Bébés secoués: un drame sans fin
(Texte: Aude Raimondi)
Des pleurs à répétition, des parents excédés et le geste de trop. Un nourrisson n’a pas une musculature aussi forte que celle d’un adulte. S’il est secoué, sa tête oscille d’avant en arrière. Ce mouvement peut avoir des conséquences dramatiques sur le bon fonctionnement du cerveau de l’enfant et même entraîner son décès.
Poser le diagnostic
Quand le cerveau bouge dans la boîte crânienne d’un bébé, les veines qui le connectent à son enveloppe subissent des lésions. Des hématomes se forment alors dans cette zone, sans compter le risque d’hémorragie au fond de l’œil (sur la rétine), lié à la forte pression dans le système veineux. Mais ces saignements sont parfois difficiles à repérer, même sur l’imagerie médicale.

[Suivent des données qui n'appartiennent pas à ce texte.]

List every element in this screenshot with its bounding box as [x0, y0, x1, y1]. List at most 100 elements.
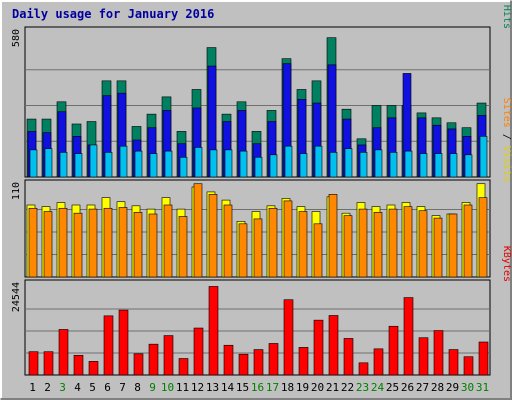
- bar-kbytes-day-13: [208, 286, 219, 376]
- bar-kbytes-day-17: [268, 343, 279, 376]
- bar-pages-day-10: [164, 150, 173, 178]
- bar-pages-day-24: [374, 149, 383, 178]
- x-tick-label-day-6: 6: [104, 381, 111, 394]
- bar-sites-day-28: [433, 217, 443, 278]
- bar-sites-day-2: [43, 211, 53, 278]
- x-tick-label-day-31: 31: [476, 381, 489, 394]
- bar-kbytes-day-2: [43, 351, 54, 376]
- x-axis-tick-labels: 1 2 3 4 5 6 7 8 9 10 11 12 13 14 15 16 17 18 19 20 21 22 23 24 2…: [29, 381, 489, 394]
- bar-kbytes-day-10: [163, 335, 174, 376]
- y-max-label-mid: 110: [11, 182, 22, 200]
- x-tick-label-day-11: 11: [176, 381, 189, 394]
- bar-kbytes-day-15: [238, 353, 249, 376]
- bar-pages-day-21: [329, 152, 338, 178]
- x-tick-label-day-5: 5: [89, 381, 96, 394]
- bar-sites-day-29: [448, 213, 458, 278]
- bar-kbytes-day-27: [418, 337, 429, 376]
- x-tick-label-day-12: 12: [191, 381, 204, 394]
- bar-sites-day-8: [133, 212, 143, 278]
- bar-kbytes-day-28: [433, 330, 444, 376]
- bar-kbytes-day-29: [448, 349, 459, 376]
- bar-kbytes-day-1: [28, 351, 39, 376]
- bar-pages-day-19: [299, 153, 308, 178]
- bar-sites-day-10: [163, 204, 173, 278]
- bar-kbytes-day-9: [148, 343, 159, 376]
- bar-pages-day-9: [149, 153, 158, 178]
- bar-pages-day-16: [254, 156, 263, 178]
- bar-sites-day-30: [463, 204, 473, 278]
- bar-sites-day-12: [193, 183, 203, 278]
- x-tick-label-day-1: 1: [29, 381, 36, 394]
- x-tick-label-day-29: 29: [446, 381, 459, 394]
- bar-pages-day-20: [314, 145, 323, 178]
- bar-kbytes-day-19: [298, 347, 309, 376]
- bar-kbytes-day-6: [103, 315, 114, 376]
- bar-kbytes-day-31: [478, 341, 489, 376]
- x-tick-label-day-22: 22: [341, 381, 354, 394]
- legend-mid: Sites / Visits: [501, 98, 512, 182]
- bar-sites-day-9: [148, 213, 158, 278]
- bar-pages-day-27: [419, 153, 428, 178]
- bar-kbytes-day-30: [463, 356, 474, 376]
- bar-kbytes-day-21: [328, 315, 339, 376]
- bar-sites-day-24: [373, 212, 383, 278]
- y-max-label-top: 580: [11, 29, 22, 47]
- bar-pages-day-23: [359, 152, 368, 178]
- bar-kbytes-day-24: [373, 348, 384, 376]
- bar-sites-day-25: [388, 208, 398, 278]
- bar-kbytes-day-11: [178, 358, 189, 376]
- bar-sites-day-19: [298, 211, 308, 278]
- bar-kbytes-day-3: [58, 329, 69, 376]
- bar-pages-day-30: [464, 154, 473, 178]
- panel-top: 580 Pages / Files / Hits: [11, 0, 512, 178]
- bar-pages-day-3: [59, 152, 68, 178]
- bar-kbytes-day-22: [343, 338, 354, 376]
- x-tick-label-day-26: 26: [401, 381, 414, 394]
- bar-sites-day-16: [253, 218, 263, 278]
- bar-pages-day-2: [44, 148, 53, 178]
- bar-pages-day-25: [389, 152, 398, 178]
- bar-kbytes-day-18: [283, 299, 294, 376]
- x-tick-label-day-10: 10: [161, 381, 174, 394]
- bar-sites-day-1: [28, 207, 38, 278]
- legend-bot: KBytes: [501, 246, 512, 282]
- bar-pages-day-31: [479, 136, 488, 178]
- legend-entry-visits: Visits: [501, 146, 512, 182]
- bar-sites-day-5: [88, 208, 98, 278]
- legend-entry-kbytes: KBytes: [501, 246, 512, 282]
- bar-pages-day-1: [29, 149, 38, 178]
- legend-entry-sites: Sites: [501, 98, 512, 128]
- bar-sites-day-13: [208, 194, 218, 278]
- bar-sites-day-22: [343, 215, 353, 278]
- bar-pages-day-18: [284, 145, 293, 178]
- bar-sites-day-11: [178, 216, 188, 278]
- bar-sites-day-3: [58, 207, 68, 278]
- bar-kbytes-day-8: [133, 353, 144, 376]
- legend-separator: /: [501, 0, 512, 5]
- bar-sites-day-20: [313, 223, 323, 278]
- x-tick-label-day-20: 20: [311, 381, 324, 394]
- y-max-label-bot: 24544: [11, 282, 22, 312]
- x-tick-label-day-14: 14: [221, 381, 235, 394]
- legend-separator: /: [501, 128, 512, 146]
- x-tick-label-day-3: 3: [59, 381, 66, 394]
- bar-sites-day-6: [103, 207, 113, 278]
- x-tick-label-day-13: 13: [206, 381, 219, 394]
- x-tick-label-day-2: 2: [44, 381, 51, 394]
- bar-pages-day-26: [404, 150, 413, 178]
- x-tick-label-day-8: 8: [134, 381, 141, 394]
- bar-pages-day-13: [209, 149, 218, 178]
- bar-sites-day-31: [478, 197, 488, 278]
- bar-pages-day-7: [119, 145, 128, 178]
- bar-pages-day-22: [344, 148, 353, 178]
- panel-bot: 24544 KBytes: [11, 246, 512, 376]
- chart-panels: 580 Pages / Files / Hits 110 Sites / Visits…: [11, 0, 512, 376]
- x-tick-label-day-19: 19: [296, 381, 309, 394]
- bar-pages-day-14: [224, 149, 233, 178]
- x-tick-label-day-15: 15: [236, 381, 249, 394]
- bar-kbytes-day-14: [223, 344, 234, 376]
- bar-sites-day-7: [118, 207, 128, 278]
- bar-kbytes-day-12: [193, 327, 204, 376]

En Suisse, les bébés secoués sont pris en charge dans les centres hospitaliers universitaires par des équipes spécialisées dans les cas de maltraitance des enfants. Elles ont pour rôle d’identifier et poser le diagnostic. «Quand la situation est complexe, nous ,collaborons avec des neuroradiologues, des chirurgiens pédiatres et parfois des médecins légistes, explique Sarah Depallens, pédiatre au Centre hospitalier universitaire vaudois (CHUV). Cela permet d’écarter les diagnostics rares de maladies métaboliques qui pourraient expliquer des saignements».
Immense zone grise
Il existe en outre des bébés secoués qui passent sous les radars des médecins. Les symptômes ne sont parfois pas assez importants pour interpeller les parents. Pourtant, ces enfants ont des risques de développer par la suite des troubles de l’apprentissage, du comportement et des difficultés psychocognitives. «Il y a une cécité de la population à ce sujet, estime Sarah Depallens. Si c’est arrivé chez la maman de jour, par exemple, elle va avoir terriblement honte et risque de ne pas avouer. Les professionnels aussi ont tendance à être aveuglés, tant il est difficile d’imaginer une maltraitance sur un tout petit bébé».
Prévention lacunaire
Dans une grande majorité des cas, les agresseurs vivent sous le même toit que le bébé secoué. Il s’agit le plus souvent du père ou du conjoint de la mère. Lors des contrôles médicaux, les pédiatres font de la prévention en essayant, par exemple, de savoir si le bébé pleure beaucoup. Mais ce sont souvent les femmes qui amènent les enfants en consultation. Un grand nombre de pères ne bénéficient donc pas du message. Une campagne de prévention d’ampleur nationale serait sans doute bénéfique pour réduire ce type de maltraitance.